The Quebec Emergency
In October 1970, radical Quebecois nationalist violence threw Canada into political chaos. Margaret Macmillan traces the history of the tumultuous time.
How did troops end up on the streets on Montreal in October 1970? The French-speaking majority of Quebec has long been isolated and disadvantaged on the English-speaking continent of North America. As anti-colonial and social movements gained global traction in the 1960s, Quebec transformed into a secular, progressive society.
Yet, for some francophone Quebecois, change would never go far enough if the province remained a part of Canada. And, within the broad movement for Quebec independence, one radical group chose to use violence to pursue their cause.

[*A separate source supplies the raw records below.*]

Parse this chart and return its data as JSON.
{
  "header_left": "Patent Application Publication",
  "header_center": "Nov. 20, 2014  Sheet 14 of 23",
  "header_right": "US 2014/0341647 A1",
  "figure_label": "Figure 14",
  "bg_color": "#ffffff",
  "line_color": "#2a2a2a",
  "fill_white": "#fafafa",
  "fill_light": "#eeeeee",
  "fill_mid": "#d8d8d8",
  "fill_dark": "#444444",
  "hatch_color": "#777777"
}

The Front de Libération du Quebec, or FLQ, launched a campaign of terror on Quebec, planting bombs throughout the 1960s. National and provincial tensions came to a dramatic climax in October 1970, when the FLQ kidnapped a British diplomat, James Cross, followed by a senior Quebec politician, Pierre Laporte.

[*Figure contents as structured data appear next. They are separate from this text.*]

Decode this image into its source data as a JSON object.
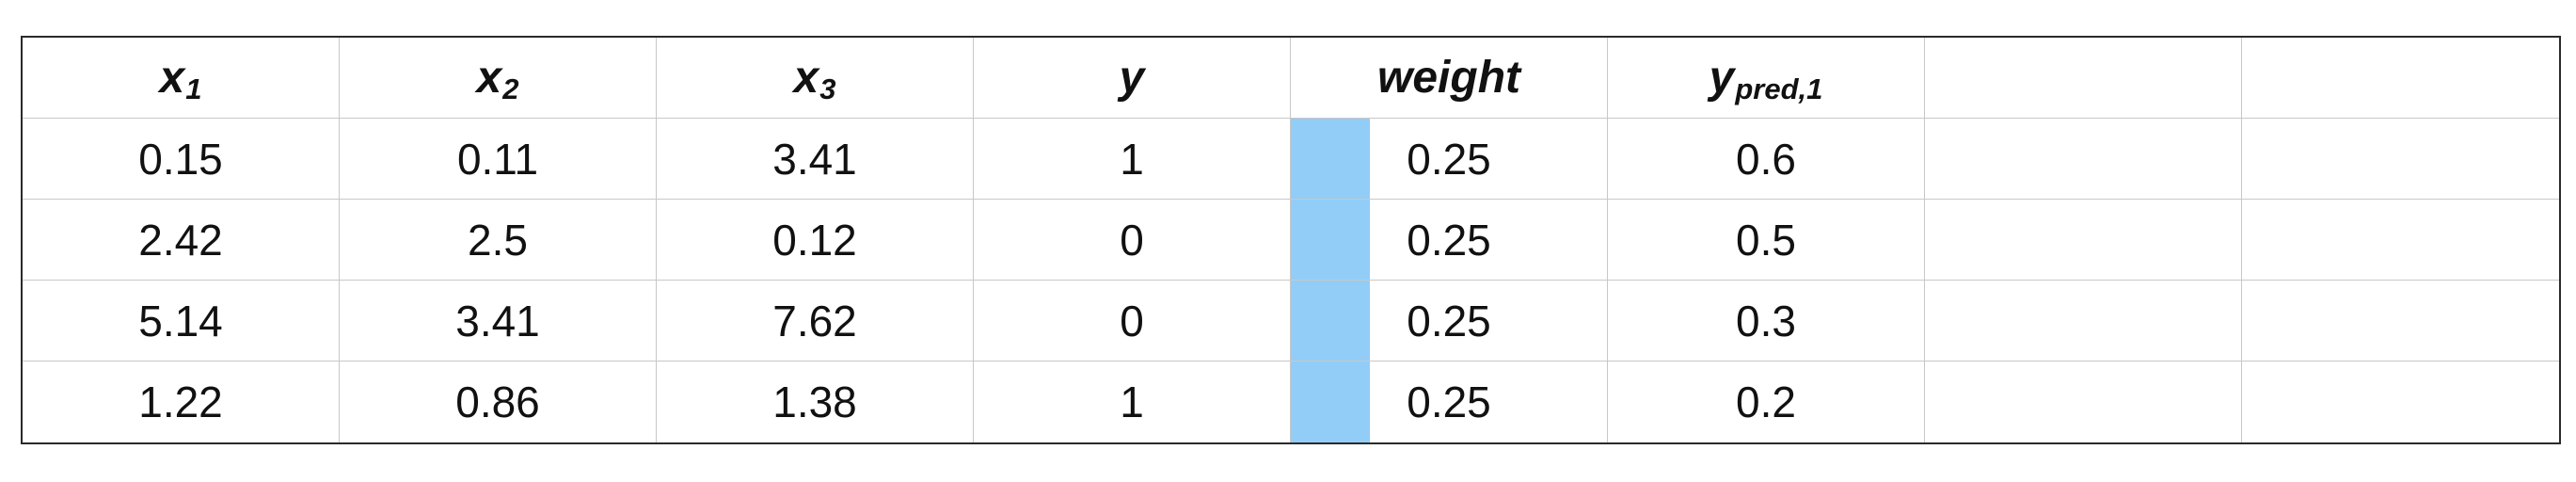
{
  "table": {
    "headers": [
      {
        "base": "x",
        "sub": "1"
      },
      {
        "base": "x",
        "sub": "2"
      },
      {
        "base": "x",
        "sub": "3"
      },
      {
        "base": "y",
        "sub": ""
      },
      {
        "base": "weight",
        "sub": ""
      },
      {
        "base": "y",
        "sub": "pred,1"
      },
      {
        "base": "",
        "sub": ""
      },
      {
        "base": "",
        "sub": ""
      }
    ],
    "rows": [
      {
        "x1": "0.15",
        "x2": "0.11",
        "x3": "3.41",
        "y": "1",
        "weight": "0.25",
        "weight_value": 0.25,
        "ypred": "0.6"
      },
      {
        "x1": "2.42",
        "x2": "2.5",
        "x3": "0.12",
        "y": "0",
        "weight": "0.25",
        "weight_value": 0.25,
        "ypred": "0.5"
      },
      {
        "x1": "5.14",
        "x2": "3.41",
        "x3": "7.62",
        "y": "0",
        "weight": "0.25",
        "weight_value": 0.25,
        "ypred": "0.3"
      },
      {
        "x1": "1.22",
        "x2": "0.86",
        "x3": "1.38",
        "y": "1",
        "weight": "0.25",
        "weight_value": 0.25,
        "ypred": "0.2"
      }
    ],
    "weight_bar_color": "#92cdf8"
  }
}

The Prime Minister at the time, Pierre Trudeau, was faced with a grave dilemma - crush violent separatism at the risk of fanning the flames of Quebec’s grievances or be seen to appease terrorism.

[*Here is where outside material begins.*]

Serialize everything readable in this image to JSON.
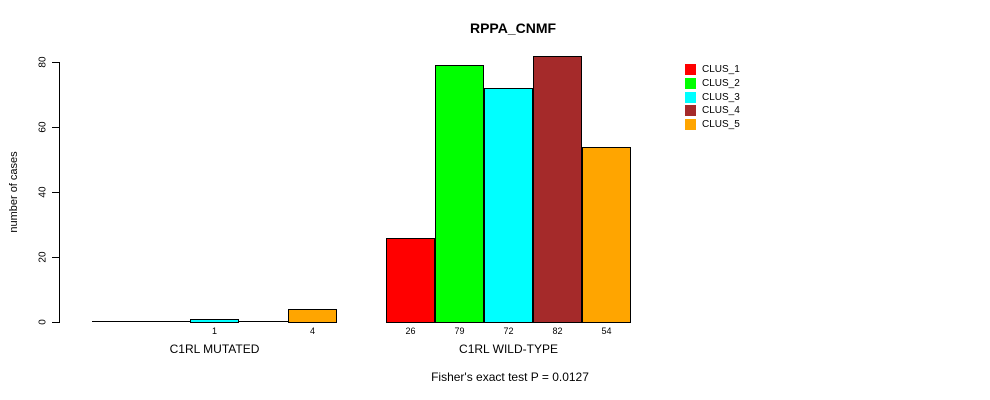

Canadian Professor of International History, Margaret MacMillan, charts the cultural and political currents of that dramatic time. We hear archive that illustrates the fear, discontent and uncertainty on both sides, as well as the personal story of one kidnap victim and the tragedy of the other. How did Canada and Quebec go from an international success story to the site of a terrorist challenge in three short years? Margaret considers the story of the October Crisis as a pivotal moment in the history of democracy in her country.
With archive from the Canadian Broadcasting Corporation.